Der Name dieses Hofes ist abzuleiten von Würfeln, jenen aus Knochen oder Stein hergestellten geometrischen Körpern, die der Ausübung eines uralten Glücksspiels dienen. Diese Würfel wurden in unserer Heimat als »Dobbelsteine«, das Würfeln selbst als »Dobbeln« bezeichnet. Der Ausdruck findet sich bereits im Satebrief der Quakenbrücker Burgmannschaft von 1422, in dem es u. a. heißt: »Umme dobelen zahl nyman den anderen bynnen Quakenbrugghe bekummern oft spannen« (d. h. wegen Würfelspiels soll in Quakenbrück niemand verklagt oder in den Block gespannt werden).
In einer Urkunde aus Suttrup vom Jahre 1781 wird das würfelförmige Muster eines Leinentuches als »Dobbelstein« bezeichnet, und noch heute wird in Holland der Würfel mit diesem Ausdruck belegt.
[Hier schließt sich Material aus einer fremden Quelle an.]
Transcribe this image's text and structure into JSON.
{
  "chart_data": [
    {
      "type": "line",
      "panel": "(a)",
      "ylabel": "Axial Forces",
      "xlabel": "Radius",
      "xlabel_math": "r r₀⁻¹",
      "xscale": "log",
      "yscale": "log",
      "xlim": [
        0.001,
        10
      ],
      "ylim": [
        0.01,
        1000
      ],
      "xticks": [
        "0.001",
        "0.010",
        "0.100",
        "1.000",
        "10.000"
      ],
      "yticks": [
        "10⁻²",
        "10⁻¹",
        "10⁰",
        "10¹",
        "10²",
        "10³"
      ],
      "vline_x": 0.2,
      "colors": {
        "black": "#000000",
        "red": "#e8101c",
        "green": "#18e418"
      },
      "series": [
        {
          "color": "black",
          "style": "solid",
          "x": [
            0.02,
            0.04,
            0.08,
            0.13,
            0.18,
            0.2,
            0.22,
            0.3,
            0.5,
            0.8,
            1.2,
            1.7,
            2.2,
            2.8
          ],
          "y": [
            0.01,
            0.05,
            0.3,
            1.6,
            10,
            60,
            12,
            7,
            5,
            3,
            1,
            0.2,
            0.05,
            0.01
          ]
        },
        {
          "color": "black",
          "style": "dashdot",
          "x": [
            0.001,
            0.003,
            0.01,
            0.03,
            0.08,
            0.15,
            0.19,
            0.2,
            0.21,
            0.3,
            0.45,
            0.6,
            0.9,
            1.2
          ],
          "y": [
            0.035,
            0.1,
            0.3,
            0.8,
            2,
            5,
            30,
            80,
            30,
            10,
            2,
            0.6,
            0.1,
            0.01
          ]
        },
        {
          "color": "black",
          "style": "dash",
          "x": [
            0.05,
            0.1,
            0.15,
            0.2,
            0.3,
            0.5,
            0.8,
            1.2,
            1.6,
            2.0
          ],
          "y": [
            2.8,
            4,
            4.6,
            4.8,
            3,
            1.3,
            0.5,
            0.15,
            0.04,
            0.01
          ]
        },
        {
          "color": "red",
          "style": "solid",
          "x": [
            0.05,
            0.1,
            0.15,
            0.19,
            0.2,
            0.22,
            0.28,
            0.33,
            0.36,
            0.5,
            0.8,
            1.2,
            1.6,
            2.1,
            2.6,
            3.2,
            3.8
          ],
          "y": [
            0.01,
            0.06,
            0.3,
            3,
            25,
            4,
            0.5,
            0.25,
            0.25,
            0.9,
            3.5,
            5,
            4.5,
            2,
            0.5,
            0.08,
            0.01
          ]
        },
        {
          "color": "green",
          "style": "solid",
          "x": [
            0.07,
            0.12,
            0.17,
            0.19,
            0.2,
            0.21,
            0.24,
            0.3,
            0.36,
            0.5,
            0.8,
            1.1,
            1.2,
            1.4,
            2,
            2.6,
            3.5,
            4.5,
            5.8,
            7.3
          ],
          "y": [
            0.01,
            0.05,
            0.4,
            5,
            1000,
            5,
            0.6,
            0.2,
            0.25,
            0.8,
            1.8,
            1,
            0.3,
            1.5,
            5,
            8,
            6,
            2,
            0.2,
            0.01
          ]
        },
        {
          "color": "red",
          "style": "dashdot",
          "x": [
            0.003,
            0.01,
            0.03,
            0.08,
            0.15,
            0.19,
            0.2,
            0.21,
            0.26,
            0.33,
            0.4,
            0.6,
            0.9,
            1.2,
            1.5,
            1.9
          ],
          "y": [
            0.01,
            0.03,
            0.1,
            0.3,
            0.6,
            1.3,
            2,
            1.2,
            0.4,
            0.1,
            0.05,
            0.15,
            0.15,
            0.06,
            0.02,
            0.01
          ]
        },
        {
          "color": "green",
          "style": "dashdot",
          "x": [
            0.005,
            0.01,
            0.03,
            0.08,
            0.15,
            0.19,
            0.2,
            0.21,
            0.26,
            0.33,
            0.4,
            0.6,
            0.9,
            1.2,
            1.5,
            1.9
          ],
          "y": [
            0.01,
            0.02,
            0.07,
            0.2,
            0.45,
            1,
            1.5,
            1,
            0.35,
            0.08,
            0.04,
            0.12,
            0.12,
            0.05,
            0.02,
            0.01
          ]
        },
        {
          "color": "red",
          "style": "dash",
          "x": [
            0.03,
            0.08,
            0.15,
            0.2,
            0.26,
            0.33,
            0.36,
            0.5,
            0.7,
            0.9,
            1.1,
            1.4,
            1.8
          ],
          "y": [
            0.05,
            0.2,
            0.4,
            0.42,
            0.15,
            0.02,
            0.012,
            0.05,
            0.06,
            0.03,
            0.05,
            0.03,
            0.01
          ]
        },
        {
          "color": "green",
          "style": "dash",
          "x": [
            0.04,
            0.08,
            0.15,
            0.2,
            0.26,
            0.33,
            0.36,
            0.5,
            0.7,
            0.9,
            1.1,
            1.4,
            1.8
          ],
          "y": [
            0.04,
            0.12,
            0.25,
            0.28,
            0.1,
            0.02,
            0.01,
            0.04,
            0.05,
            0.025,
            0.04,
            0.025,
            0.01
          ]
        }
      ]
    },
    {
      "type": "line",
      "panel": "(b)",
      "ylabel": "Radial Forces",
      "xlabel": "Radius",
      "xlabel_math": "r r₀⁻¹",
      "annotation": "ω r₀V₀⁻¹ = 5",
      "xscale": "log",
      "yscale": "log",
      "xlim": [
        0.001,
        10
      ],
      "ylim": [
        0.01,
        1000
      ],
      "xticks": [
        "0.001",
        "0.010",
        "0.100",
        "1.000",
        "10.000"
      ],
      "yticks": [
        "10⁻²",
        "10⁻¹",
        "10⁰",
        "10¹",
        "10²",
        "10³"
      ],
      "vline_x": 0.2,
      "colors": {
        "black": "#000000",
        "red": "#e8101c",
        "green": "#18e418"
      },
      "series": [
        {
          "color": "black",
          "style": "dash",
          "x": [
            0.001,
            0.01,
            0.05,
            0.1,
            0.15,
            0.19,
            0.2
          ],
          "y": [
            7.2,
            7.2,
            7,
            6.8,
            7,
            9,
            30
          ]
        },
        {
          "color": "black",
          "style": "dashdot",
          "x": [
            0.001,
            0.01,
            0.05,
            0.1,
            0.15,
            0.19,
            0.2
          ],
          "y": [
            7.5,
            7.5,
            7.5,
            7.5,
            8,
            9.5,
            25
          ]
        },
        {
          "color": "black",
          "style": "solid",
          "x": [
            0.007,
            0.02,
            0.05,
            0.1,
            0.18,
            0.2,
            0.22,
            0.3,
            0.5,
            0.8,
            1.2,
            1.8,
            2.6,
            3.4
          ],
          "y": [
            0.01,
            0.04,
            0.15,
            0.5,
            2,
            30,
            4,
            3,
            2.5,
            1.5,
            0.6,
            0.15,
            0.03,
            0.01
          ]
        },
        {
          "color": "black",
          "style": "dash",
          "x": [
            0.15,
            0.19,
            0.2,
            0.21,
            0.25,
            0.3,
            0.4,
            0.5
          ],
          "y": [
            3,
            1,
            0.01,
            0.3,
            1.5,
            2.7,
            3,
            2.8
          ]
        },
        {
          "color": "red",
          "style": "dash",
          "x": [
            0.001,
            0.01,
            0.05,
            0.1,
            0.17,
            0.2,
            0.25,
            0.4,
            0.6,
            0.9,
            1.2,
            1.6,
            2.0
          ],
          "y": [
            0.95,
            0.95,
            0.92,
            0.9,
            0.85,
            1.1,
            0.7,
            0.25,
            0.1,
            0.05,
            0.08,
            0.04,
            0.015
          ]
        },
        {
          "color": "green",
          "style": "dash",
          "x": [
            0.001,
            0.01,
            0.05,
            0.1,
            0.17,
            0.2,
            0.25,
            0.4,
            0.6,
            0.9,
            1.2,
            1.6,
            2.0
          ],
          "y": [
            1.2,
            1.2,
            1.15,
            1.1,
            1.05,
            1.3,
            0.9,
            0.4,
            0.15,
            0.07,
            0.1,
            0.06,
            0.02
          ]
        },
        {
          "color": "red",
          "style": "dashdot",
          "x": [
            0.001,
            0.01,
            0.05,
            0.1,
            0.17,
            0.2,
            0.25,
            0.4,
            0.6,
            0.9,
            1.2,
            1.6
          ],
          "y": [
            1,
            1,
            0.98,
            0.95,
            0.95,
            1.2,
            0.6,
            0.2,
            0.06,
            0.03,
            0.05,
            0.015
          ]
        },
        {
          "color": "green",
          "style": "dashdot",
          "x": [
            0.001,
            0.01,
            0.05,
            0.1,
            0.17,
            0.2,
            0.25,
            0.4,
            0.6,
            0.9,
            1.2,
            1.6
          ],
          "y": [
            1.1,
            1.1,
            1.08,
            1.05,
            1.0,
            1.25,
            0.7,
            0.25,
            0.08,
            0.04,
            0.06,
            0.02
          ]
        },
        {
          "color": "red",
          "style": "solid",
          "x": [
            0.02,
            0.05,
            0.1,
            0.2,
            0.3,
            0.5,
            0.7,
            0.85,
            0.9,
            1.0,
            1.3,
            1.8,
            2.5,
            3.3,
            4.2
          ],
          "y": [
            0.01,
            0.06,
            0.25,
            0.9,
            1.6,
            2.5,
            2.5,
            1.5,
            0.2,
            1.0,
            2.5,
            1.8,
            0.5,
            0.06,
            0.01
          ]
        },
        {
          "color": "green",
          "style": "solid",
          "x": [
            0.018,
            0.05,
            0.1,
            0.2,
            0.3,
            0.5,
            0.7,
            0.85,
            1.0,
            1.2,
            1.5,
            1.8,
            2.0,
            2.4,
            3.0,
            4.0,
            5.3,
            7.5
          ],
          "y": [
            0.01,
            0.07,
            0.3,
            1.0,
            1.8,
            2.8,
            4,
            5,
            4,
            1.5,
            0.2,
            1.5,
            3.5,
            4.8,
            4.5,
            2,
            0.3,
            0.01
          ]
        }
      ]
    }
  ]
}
Auf dem Hofe zu Wähde in Dalvers befinden sich Dobbelsteine als Wappen in der steinernen Einfassung des Hofbrunnens, eine Erinnerung an die Zeit (1724), als Johann Wichard Dobelmann aus Renslage auf den Hof zu Wähde heiratete.
Vermutlich ist der Ursprung des Namens in Bokel darauf zurückzuführen, daß der dortige Hof als Hauptacker ein würfelförmiges Landstück besaß, etwas Ungewöhnliches in der Bauerschaft, wo im allgemeinen das Hauptackerstück in einem breiten und ziemlich langen Streifen über die Flur ging.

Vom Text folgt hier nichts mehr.